Built into the Galaxy S10 and Galaxy S10 Plus — but not the lower-tier S10E, which makes do with a fingerprint scanner embedded in the power button on its side — Samsung’s ultrasonic reader is easily the best in-display system I’ve tried yet. Vivo was first out of the gate with an optical solution at this time last year, but it was pretty slow. Then Huawei, OnePlus, Xiaomi, and a variety of others followed, but they were all substantially slower and less accurate than the capacitive fingerprint readers we’d all grown used to in the past. Over the course of 2018, I’d say I rather soured on the concept I originally found delightful, because all the implementations were underwhelming and frustrating.

(My colleague Sam Byford assures me that optical in-display fingerprint sensors have gotten much better in the Vivo Nex Dual Display, and I believe it, but I haven’t yet tried that out for myself.)

Samsung isn’t first with the technology, but it’s definitely among the best

Samsung has set everything right about in-display fingerprint readers with its S10 devices. The most important thing is that the responsibility for accuracy should be born by the phone, not the user — I shouldn’t have to precisely place my entire thumb on a tiny window that can read and identify a print. With the S10, I can be as sloppy as I like with my finger placement in the lower third of the screen and it authenticates me without a problem. I can just feather the surface of the phone, and it still recognizes me.

Samsung Galaxy S10 Plus
Samsung Galaxy S10 Plus.
Photo by Vlad Savov / The Verge

The most surprising and delightful thing about the unlocking process, though, is that Samsung has designed a beautiful transition for it. I can use the fingerprint sensor even when the screen is off, but the Galaxy S10 doesn’t instantaneously go from black to the home screen: the display turns on gradually, with an organic quality about it that somehow makes the unlocking process a little magical. Yes, I’m conscious that I’m praising a delay in the unlocking of a phone as a good thing, but when that delay is consistent and reliable, it becomes a good pacing habit; it gives me a moment to remember why I was pulling the phone out of my pocket in the first place.

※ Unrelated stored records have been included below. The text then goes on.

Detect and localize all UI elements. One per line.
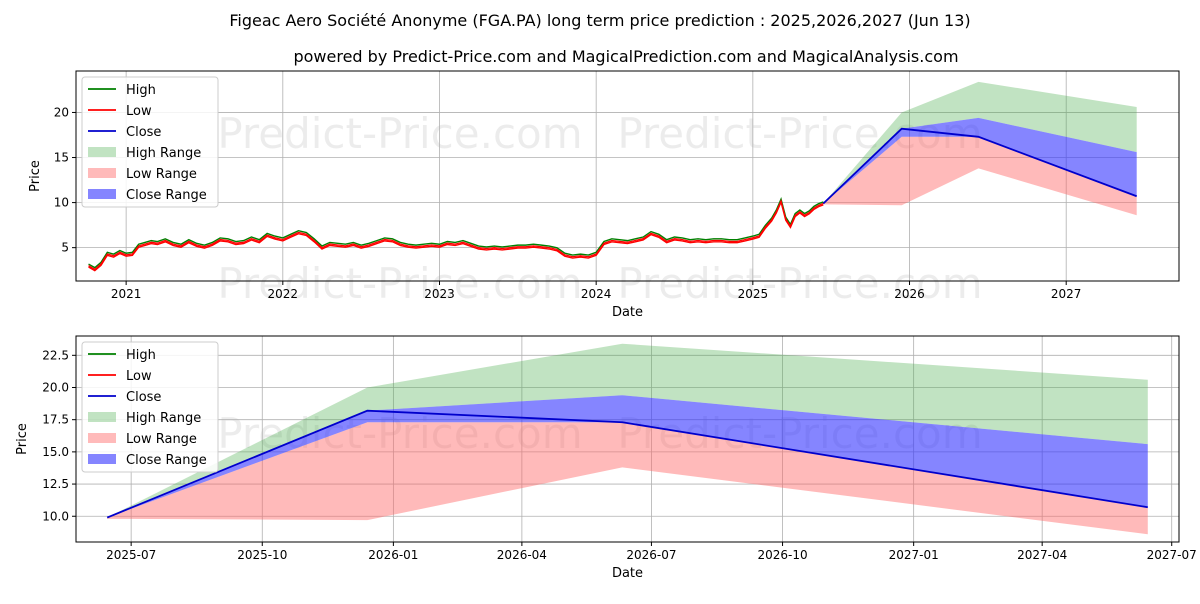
close-range-area: [107, 395, 1148, 518]
low-range-area: [823, 136, 1137, 216]
forecast-detail-panel: Predict-Price.comPredict-Price.com2025-0…: [15, 335, 1197, 581]
x-tick-label: 2026-07: [626, 548, 676, 562]
legend-label-low: Low: [126, 104, 152, 119]
x-tick-label: 2026-01: [368, 548, 418, 562]
low-range-area: [107, 422, 1148, 535]
y-tick-label: 20: [54, 105, 69, 119]
legend-label-high: High: [126, 83, 156, 98]
y-tick-label: 5: [61, 241, 69, 255]
x-tick-label: 2025: [738, 287, 769, 301]
x-tick-label: 2025-10: [237, 548, 287, 562]
legend-swatch-high-range: [88, 147, 116, 157]
plot-frame: [75, 70, 1180, 282]
figure-title: Figeac Aero Société Anonyme (FGA.PA) lon…: [229, 11, 970, 30]
low-history-line: [88, 199, 824, 272]
long-term-panel: Predict-Price.com Predict-Price.com Predic…: [28, 70, 1180, 320]
legend-swatch-low-range: [88, 168, 116, 178]
legend-label-low-range: Low Range: [126, 167, 197, 182]
legend-label-close-range: Close Range: [126, 453, 207, 468]
legend-label-close: Close: [126, 125, 161, 140]
close-forecast-line: [822, 127, 1138, 205]
legend-swatch-low-range: [88, 433, 116, 443]
y-axis-label: Price: [15, 423, 30, 455]
high-range-area: [823, 81, 1137, 204]
legend-label-low: Low: [126, 369, 152, 384]
figure-subtitle: powered by Predict-Price.com and Magical…: [293, 47, 958, 66]
watermark-text: Predict-Price.com: [217, 109, 582, 158]
legend-label-high: High: [126, 348, 156, 363]
x-tick-label: 2024: [581, 287, 612, 301]
x-tick-label: 2022: [268, 287, 299, 301]
y-tick-label: 22.5: [42, 348, 69, 362]
legend-swatch-close-range: [88, 189, 116, 199]
legend-label-close-range: Close Range: [126, 188, 207, 203]
watermark-text: Predict-Price.com: [617, 259, 982, 308]
y-tick-label: 10.0: [42, 509, 69, 523]
x-tick-label: 2025-07: [106, 548, 156, 562]
legend-swatch-close-range: [88, 454, 116, 464]
x-tick-label: 2027-07: [1147, 548, 1197, 562]
x-tick-label: 2021: [111, 287, 142, 301]
y-tick-label: 15.0: [42, 445, 69, 459]
x-tick-label: 2027: [1051, 287, 1082, 301]
legend-label-close: Close: [126, 390, 161, 405]
legend-swatch-high-range: [88, 412, 116, 422]
x-axis-label: Date: [612, 305, 643, 320]
y-axis-label: Price: [28, 160, 43, 192]
close-history-line: [88, 198, 824, 271]
x-tick-label: 2026-10: [757, 548, 807, 562]
high-history-line: [88, 197, 824, 269]
legend-label-low-range: Low Range: [126, 432, 197, 447]
x-tick-label: 2026-04: [497, 548, 547, 562]
high-range-area: [107, 343, 1148, 518]
x-tick-label: 2027-01: [889, 548, 939, 562]
legend-label-high-range: High Range: [126, 146, 201, 161]
watermark-text: Predict-Price.com: [217, 259, 582, 308]
y-tick-label: 20.0: [42, 381, 69, 395]
legend-label-high-range: High Range: [126, 411, 201, 426]
x-tick-label: 2026: [894, 287, 925, 301]
plot-frame: [75, 335, 1180, 543]
y-tick-label: 10: [54, 196, 69, 210]
close-range-area: [823, 117, 1137, 204]
y-tick-label: 12.5: [42, 477, 69, 491]
x-tick-label: 2023: [424, 287, 455, 301]
close-forecast-line: [106, 409, 1148, 519]
y-tick-label: 17.5: [42, 413, 69, 427]
x-tick-label: 2027-04: [1017, 548, 1067, 562]
x-axis-label: Date: [612, 566, 643, 581]
y-tick-label: 15: [54, 151, 69, 165]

One concern that was raised by a pre-event leak was the idea that the new fingerprint sensor tech would require screen protectors for the S10 devices to have an unsightly hole in the middle. Previous ultrasonic systems of this kind have been able to get through thin covering layers on top of the screen, but Samsung tells me that tempered-glass screen protectors wouldn’t be compatible. You should still be able to use thinner plastic varieties, though. This will be something I’ll try to get more information about from the company.

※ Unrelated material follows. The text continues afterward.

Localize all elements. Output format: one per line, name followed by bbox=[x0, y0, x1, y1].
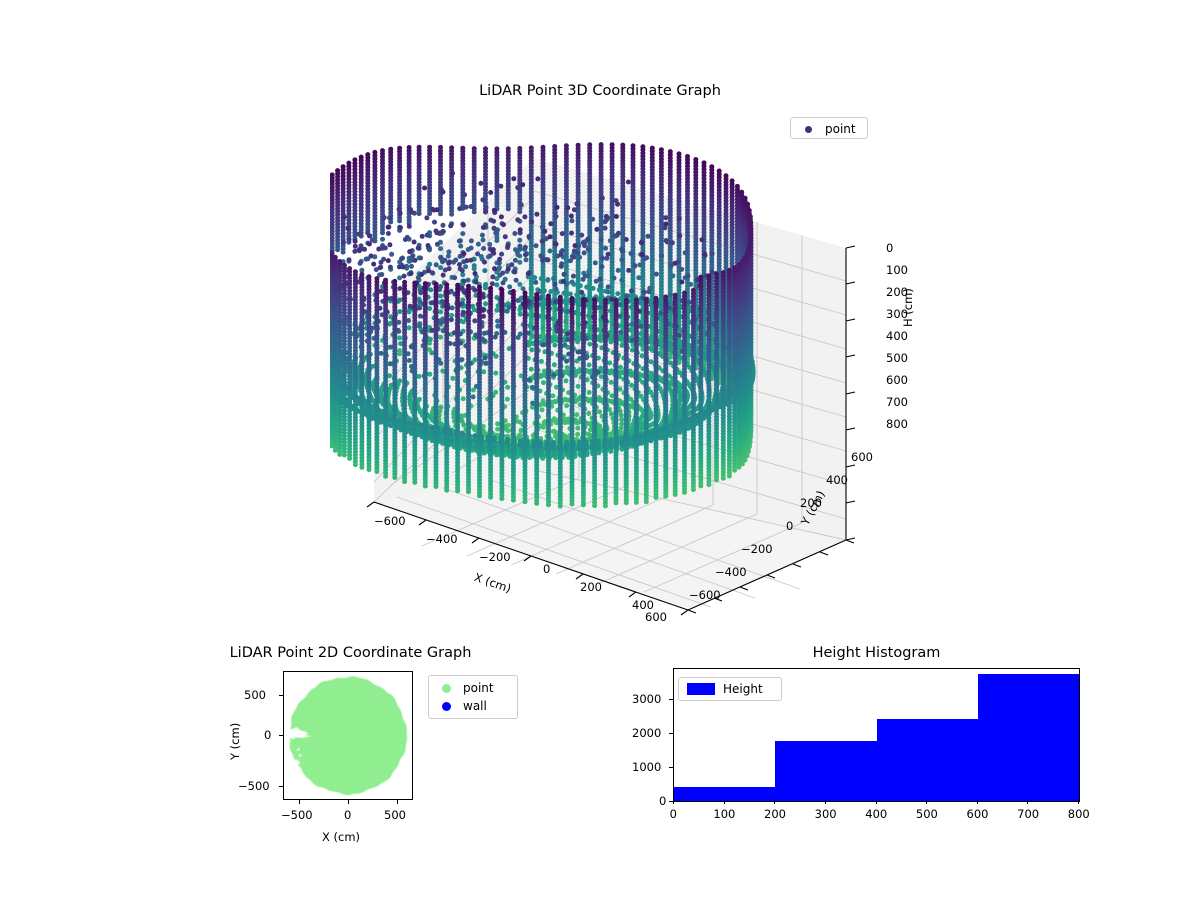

You’ll often read or hear discussion of how Apple doesn’t care to do things first, it cares to do them best. Well, Samsung wanted to be first with this technology, but plans for its inclusion of earlier Galaxy S devices were scrapped because the implementation wasn’t good enough. Now Samsung can no longer be first, but, in my experience at least, it is definitely the best when it comes to in-display fingerprint readers.